Properties of a Function

A function can be even, odd, or neither. The graph of a function that is even or odd has a type of symmetry. If a graph has symmetry with respect to a line, then the part of the graph on one side of the line is a mirror image of the other half of the line. If a graph has symmetry with respect to a point, then the image of the graph is the same after it has been turned by 180º.

Some examples of even functions are $f(x)=x^n$, where $n$ is any even number. Some examples of odd functions are $f(x)=x^n$, where $n$ is any odd number.

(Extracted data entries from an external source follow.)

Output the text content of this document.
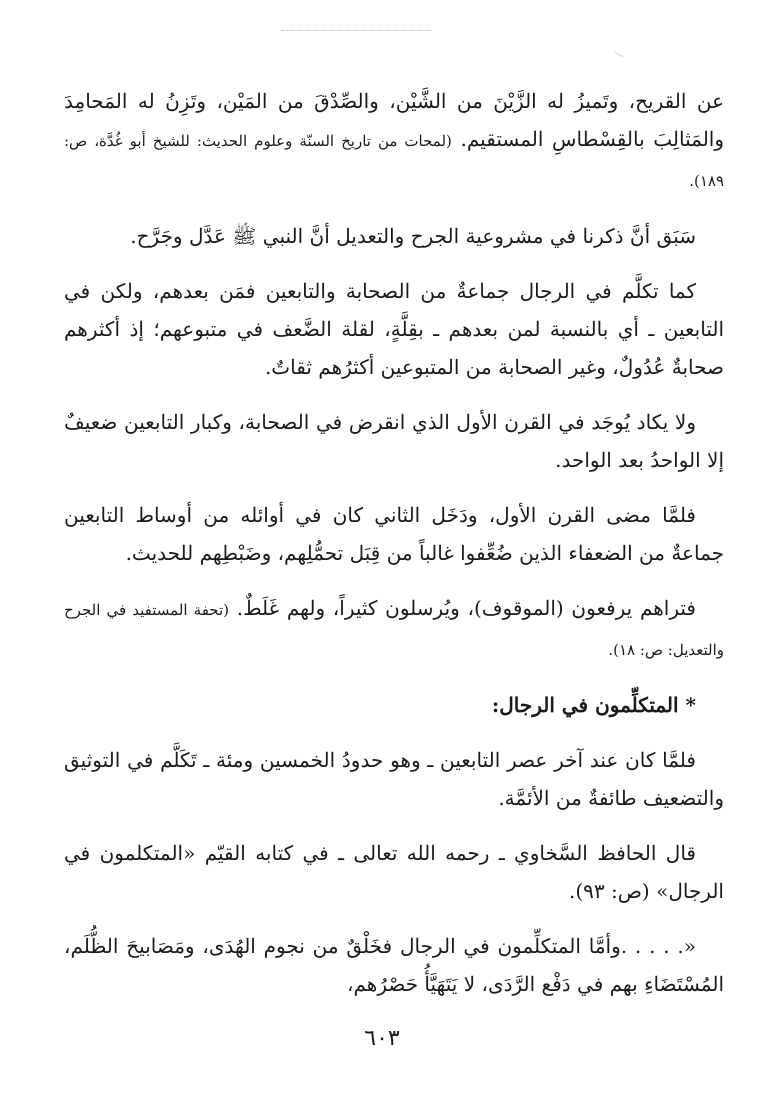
عن القريح، وتَميزُ له الزَّيْنَ من الشَّيْن، والصِّدْقَ من المَيْن، وتَزِنُ له المَحامِدَ والمَثالِبَ بالقِسْطاسِ المستقيم. (لمحات من تاريخ السنّة وعلوم الحديث: للشيخ أبو غُدَّة، ص: ١٨٩).

سَبَق أنَّ ذكرنا في مشروعية الجرح والتعديل أنَّ النبي ﷺ عَدَّل وجَرَّح.

كما تكلَّم في الرجال جماعةٌ من الصحابة والتابعين فمَن بعدهم، ولكن في التابعين ـ أي بالنسبة لمن بعدهم ـ بقِلَّةٍ، لقلة الضَّعف في متبوعهم؛ إذ أكثرهم صحابةٌ عُدُولٌ، وغير الصحابة من المتبوعين أكثرُهم ثقاتٌ.

ولا يكاد يُوجَد في القرن الأول الذي انقرض في الصحابة، وكبار التابعين ضعيفٌ إلا الواحدُ بعد الواحد.

فلمَّا مضى القرن الأول، ودَخَل الثاني كان في أوائله من أوساط التابعين جماعةٌ من الضعفاء الذين ضُعِّفوا غالباً من قِبَل تحمُّلِهم، وضَبْطِهم للحديث.

فتراهم يرفعون (الموقوف)، ويُرسلون كثيراً، ولهم غَلَطٌ. (تحفة المستفيد في الجرح والتعديل: ص: ١٨).

* المتكلِّمون في الرجال:

فلمَّا كان عند آخر عصر التابعين ـ وهو حدودُ الخمسين ومئة ـ تَكَلَّم في التوثيق والتضعيف طائفةٌ من الأئمَّة.

قال الحافظ السَّخاوي ـ رحمه الله تعالى ـ في كتابه القيّم «المتكلمون في الرجال» (ص: ٩٣).

«. . . . .وأمَّا المتكلِّمون في الرجال فخَلْقٌ من نجوم الهُدَى، ومَصَابيحَ الظُّلَم، المُسْتَضَاءِ بهم في دَفْع الرَّدَى، لا يَتَهَيَّأُ حَصْرُهم،

٦٠٣
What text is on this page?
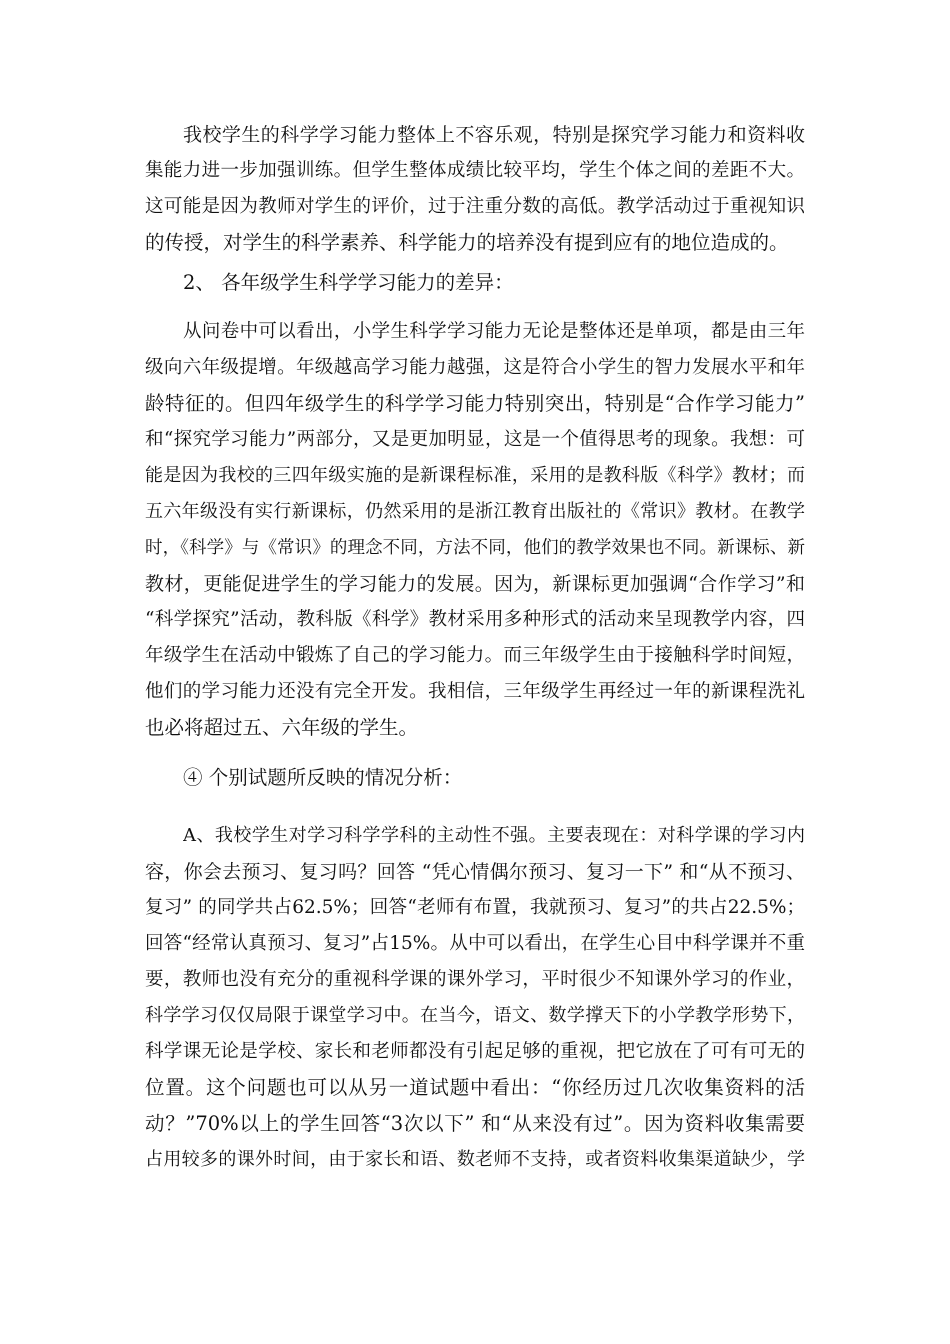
我校学生的科学学习能力整体上不容乐观，特别是探究学习能力和资料收
集能力进一步加强训练。但学生整体成绩比较平均，学生个体之间的差距不大。
这可能是因为教师对学生的评价，过于注重分数的高低。教学活动过于重视知识
的传授，对学生的科学素养、科学能力的培养没有提到应有的地位造成的。
2、 各年级学生科学学习能力的差异：
从问卷中可以看出，小学生科学学习能力无论是整体还是单项，都是由三年
级向六年级提增。年级越高学习能力越强，这是符合小学生的智力发展水平和年
龄特征的。但四年级学生的科学学习能力特别突出，特别是“合作学习能力”
和“探究学习能力”两部分，又是更加明显，这是一个值得思考的现象。我想：可
能是因为我校的三四年级实施的是新课程标准，采用的是教科版《科学》教材；而
五六年级没有实行新课标，仍然采用的是浙江教育出版社的《常识》教材。在教学
时，《科学》与《常识》的理念不同，方法不同，他们的教学效果也不同。新课标、新
教材，更能促进学生的学习能力的发展。因为，新课标更加强调“合作学习”和
“科学探究”活动，教科版《科学》教材采用多种形式的活动来呈现教学内容，四
年级学生在活动中锻炼了自己的学习能力。而三年级学生由于接触科学时间短，
他们的学习能力还没有完全开发。我相信，三年级学生再经过一年的新课程洗礼
也必将超过五、六年级的学生。
④ 个别试题所反映的情况分析：
A、我校学生对学习科学学科的主动性不强。主要表现在：对科学课的学习内
容，你会去预习、复习吗？回答 “凭心情偶尔预习、复习一下” 和“从不预习、
复习” 的同学共占62.5%；回答“老师有布置，我就预习、复习”的共占22.5%；
回答“经常认真预习、复习”占15%。从中可以看出，在学生心目中科学课并不重
要，教师也没有充分的重视科学课的课外学习，平时很少不知课外学习的作业，
科学学习仅仅局限于课堂学习中。在当今，语文、数学撑天下的小学教学形势下，
科学课无论是学校、家长和老师都没有引起足够的重视，把它放在了可有可无的
位置。这个问题也可以从另一道试题中看出：“你经历过几次收集资料的活
动？”70%以上的学生回答“3次以下” 和“从来没有过”。因为资料收集需要
占用较多的课外时间，由于家长和语、数老师不支持，或者资料收集渠道缺少，学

Knowing whether a function is even or odd can be useful in graphing because one half of the function can be graphed and the other half can be determined using symmetry. The graph of an even function is symmetric with respect to the $y$-axis. The graph of an odd function is symmetric with respect to the origin.

A graph can be increasing, decreasing, or constant over a given interval. In an increasing function, the $y$-values increase as the $x$-values increase. The graph is going up from left to right. An example of an increasing function is a line with a positive slope.

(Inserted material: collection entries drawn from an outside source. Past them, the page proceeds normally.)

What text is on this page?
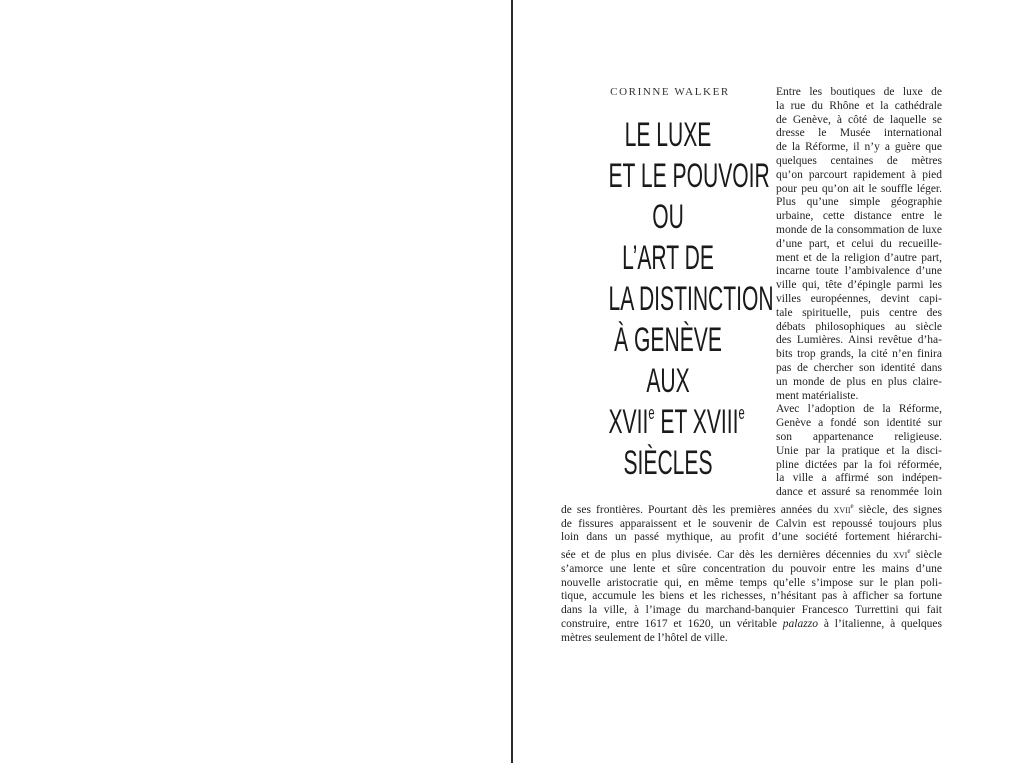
CORINNE WALKER
LE LUXE
ET LE POUVOIR
OU
L’ART DE
LA DISTINCTION
À GENÈVE
AUX
XVIIe ET XVIIIe
SIÈCLES
Entre les boutiques de luxe de
la rue du Rhône et la cathédrale
de Genève, à côté de laquelle se
dresse le Musée international
de la Réforme, il n’y a guère que
quelques centaines de mètres
qu’on parcourt rapidement à pied
pour peu qu’on ait le souffle léger.
Plus qu’une simple géographie
urbaine, cette distance entre le
monde de la consommation de luxe
d’une part, et celui du recueille-
ment et de la religion d’autre part,
incarne toute l’ambivalence d’une
ville qui, tête d’épingle parmi les
villes européennes, devint capi-
tale spirituelle, puis centre des
débats philosophiques au siècle
des Lumières. Ainsi revêtue d’ha-
bits trop grands, la cité n’en finira
pas de chercher son identité dans
un monde de plus en plus claire-
ment matérialiste.
Avec l’adoption de la Réforme,
Genève a fondé son identité sur
son appartenance religieuse.
Unie par la pratique et la disci-
pline dictées par la foi réformée,
la ville a affirmé son indépen-
dance et assuré sa renommée loin
de ses frontières. Pourtant dès les premières années du xvii$^e$ siècle, des signes
de fissures apparaissent et le souvenir de Calvin est repoussé toujours plus
loin dans un passé mythique, au profit d’une société fortement hiérarchi-
sée et de plus en plus divisée. Car dès les dernières décennies du xvi$^e$ siècle
s’amorce une lente et sûre concentration du pouvoir entre les mains d’une
nouvelle aristocratie qui, en même temps qu’elle s’impose sur le plan poli-
tique, accumule les biens et les richesses, n’hésitant pas à afficher sa fortune
dans la ville, à l’image du marchand-banquier Francesco Turrettini qui fait
construire, entre 1617 et 1620, un véritable palazzo à l’italienne, à quelques
mètres seulement de l’hôtel de ville.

In a decreasing function, the $y$-values decrease as the $x$-values increase. The graph is going down from left to right. An example of a decreasing function is a line with a negative slope.

In a constant function, the output values are all the same. The graph is not going up or down. A constant function is a line with a slope of zero.

Knowing whether a graph is increasing, decreasing, or constant can help determine information about the function. For example, if a function represents the profit of a company, the intervals where the graph is increasing or decreasing tell what values will have a profit that is increasing or decreasing.

A turning point on a graph is a point where the graph changes from increasing to decreasing or from decreasing to increasing. If the graph changes from increasing to decreasing ($\nearrow\ \searrow$), the turning point is a local maximum. If the graph changes from decreasing to increasing ($\searrow\ \nearrow$), the turning point is a local minimum. The point where the value of a function is greatest is the global maximum, and the point where the value is least is the global minimum. The maximum value of a function is the greatest value in the range. The minimum value of a function is the least value in the range. If the range of a function extends to infinity, it does not have a global maximum. If the range extends to negative infinity, it does not have a global minimum.

• A function has a local maximum at $x=c$ if the point $(c, f(c))$ on the graph is higher than the points on either side of $c$. It is the global maximum if there are no other points on the graph that are higher than $f(c)$. In this case, $f(c)$ is the maximum value of $f$.
• A function has a local minimum at $x=c$ if the point $(c, f(c))$ on the graph is lower than the points on either side of $c$. It is the global minimum if there are no other points on the graph that are lower than $f(c)$. In this case, $f(c)$ is the minimum value of $f$.